In 2002, Jennett was among a group of neurologists who
chose the phrase “minimally conscious” to describe those who are
sometimes awake and partly aware, who show erratic signs of
consciousness so that at one time they might be able to follow a simple
instruction and another they might not. Even today, however, we’re still
arguing over who is conscious and who isn’t.
Kate
Bainbridge, a 26-year-old schoolteacher, lapsed into a coma three days
after she came down with a flu-like illness. Her brain became inflamed,
along with the primitive region atop the spinal cord, the brain stem,
which rules the sleep cycle. A few weeks after her infection had
cleared, Kate awoke from the coma but was diagnosed as being in a
vegetative state. Luckily, the intensive care doctor responsible for
her, David Menon, was also a Principal Investigator at the newly opened
Wolfson Brain Imaging Centre in Cambridge, where one Adrian Owen then
worked.
In 1997, four months after she had been diagnosed as
vegetative, Kate became the first patient in a vegetative state to be
studied by the Cambridge group. The results, published in 1998, were
unexpected and extraordinary. Not only did Kate react to faces: but her
brain responses were indistinguishable from those of healthy volunteers.

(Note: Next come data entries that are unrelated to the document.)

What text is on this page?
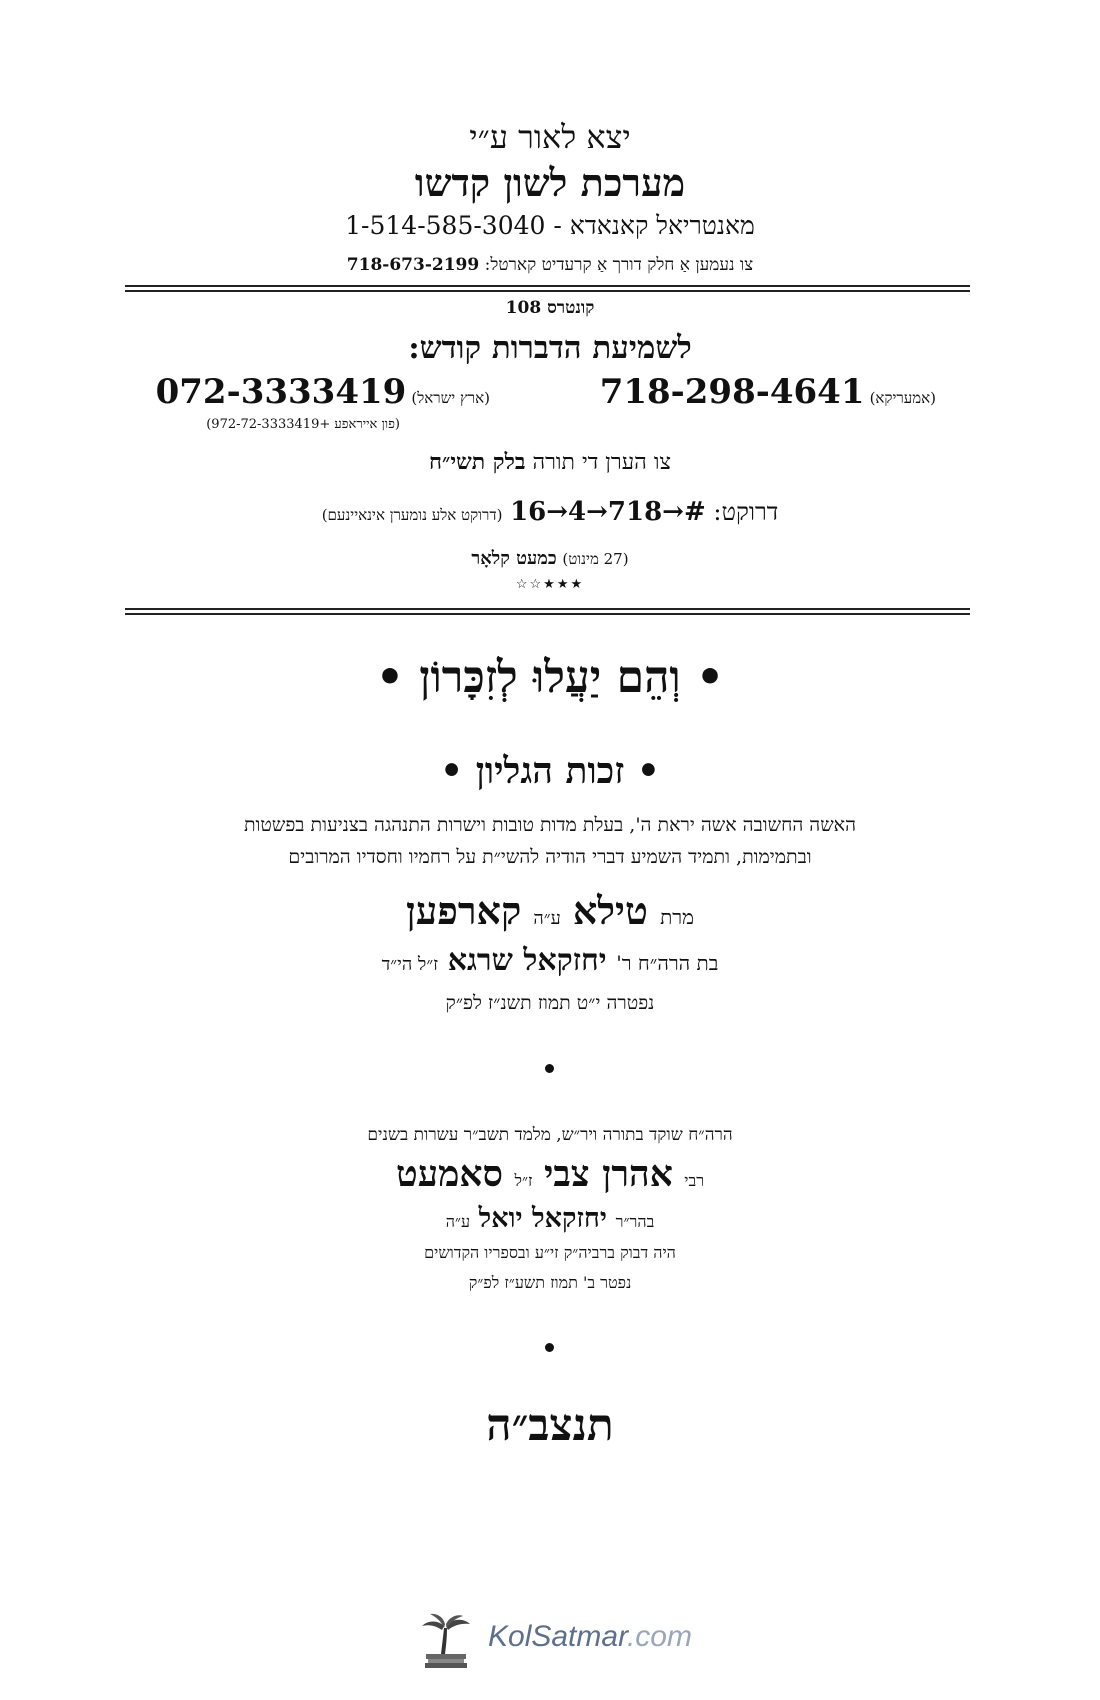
יצא לאור ע״י
מערכת לשון קדשו
מאנטריאל קאנאדא - 1-514-585-3040
צו נעמען אַ חלק דורך אַ קרעדיט קארטל: 718-673-2199
קונטרס 108
לשמיעת הדברות קודש:
(אמעריקא) 718-298-4641
(ארץ ישראל) 072-3333419
(פון אייראפע +972-72-3333419)
צו הערן די תורה בלק תשי״ח
דרוקט: 16→4→718→# (דרוקט אלע נומערן אינאיינעם)
(27 מינוט) כמעט קלאָר
★★★☆☆
• וְהֵם יַעֲלוּ לְזִכָּרוֹן •
• זכות הגליון •
האשה החשובה אשה יראת ה', בעלת מדות טובות וישרות התנהגה בצניעות בפשטות
ובתמימות, ותמיד השמיע דברי הודיה להשי״ת על רחמיו וחסדיו המרובים
מרת טילא ע״ה קארפען
בת הרה״ח ר' יחזקאל שרגא ז״ל הי״ד
נפטרה י״ט תמוז תשנ״ז לפ״ק
הרה״ח שוקד בתורה ויר״ש, מלמד תשב״ר עשרות בשנים
רבי אהרן צבי ז״ל סאמעט
בהר״ר יחזקאל יואל ע״ה
היה דבוק ברביה״ק זי״ע ובספריו הקדושים
נפטר ב' תמוז תשע״ז לפ״ק
תנצב״ה
KolSatmar.com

Her scans revealed a splash of red, marking brain activity at the back
of her brain, in a part called the fusiform gyrus, which helps recognize
faces. Kate became the first such patient in whom sophisticated brain
imaging (in this case PET) revealed “covert cognition”. Of course,
whether that response was a reflex or a signal of consciousness was, at
the time, a matter of debate.
The results were of huge
significance for science but also for Kate and her parents. “The
existence of preserved cognitive processing removed the nihilism that
pervaded the management of such patients in general, and supported a
decision to continue to treat Kate aggressively,” recalls Menon.
Kate
eventually surfaced from her ordeal, six months after the initial
diagnosis. “They said I could not feel pain,” she says. “They were so
wrong.” Sometimes she’d cry out, but the nurses thought it was just a
reflex. She felt abandoned and helpless. Hospital staff had no idea how
much she suffered in their care. Kate found physiotherapy scary: nurses
never explained what they were doing to her. She was terrified when they
removed mucus from her lungs. “I can’t tell you how frightening it was,
especially suction through the mouth,” she has written. At one point,
her pain and despair became so much that she tried to snuff out her life
by holding her breath. “I could not stop my nose from breathing, so it
did not work. My body did not seem to want to die.”
Kate says her
recovery was not so much like turning a light on but a gradual
awakening. It took her five months before she could smile. By then she
had lost her job, her sense of smell and taste, and much of what might
have been a normal future. Now back with her parents, Kate is still very
disabled and needs a wheelchair. Twelve years after her illness, she
started to talk again and, though still angry about the way she was
treated when she was at her most vulnerable, she remains grateful to
those who helped her mind to escape.
In applying this real life coma story to LOST, there is a theme of "gradual awakening" of the dead in the sideways world to the events of their recent past (i.e. the plane crash). A person in a coma, or in a state between life and death, still can perceive the world around them - - - and still have strong emotions like pain and anxiety. For those who think most people pass quietly in their sleep may have to rethink that position. With her mind still active, the coma victim is trapped inside her own head. And what was she thinking about? Escape. What was the most driving force for everyone on the island, including the smoke monster? Escape. It was the inability of the coma patient to communicate with the outside world that led to frustration and more pain. Likewise, fans continually barked at the television screens when LOST survivors continually failed to communicate with each other, or ask the simple, common sense questions to get answers.
Many of the same elements of the coma patient study were embedded into the LOST story. It gives those fan theories about mental or coma patients more real scientific evidence to support their viewpoint of the series.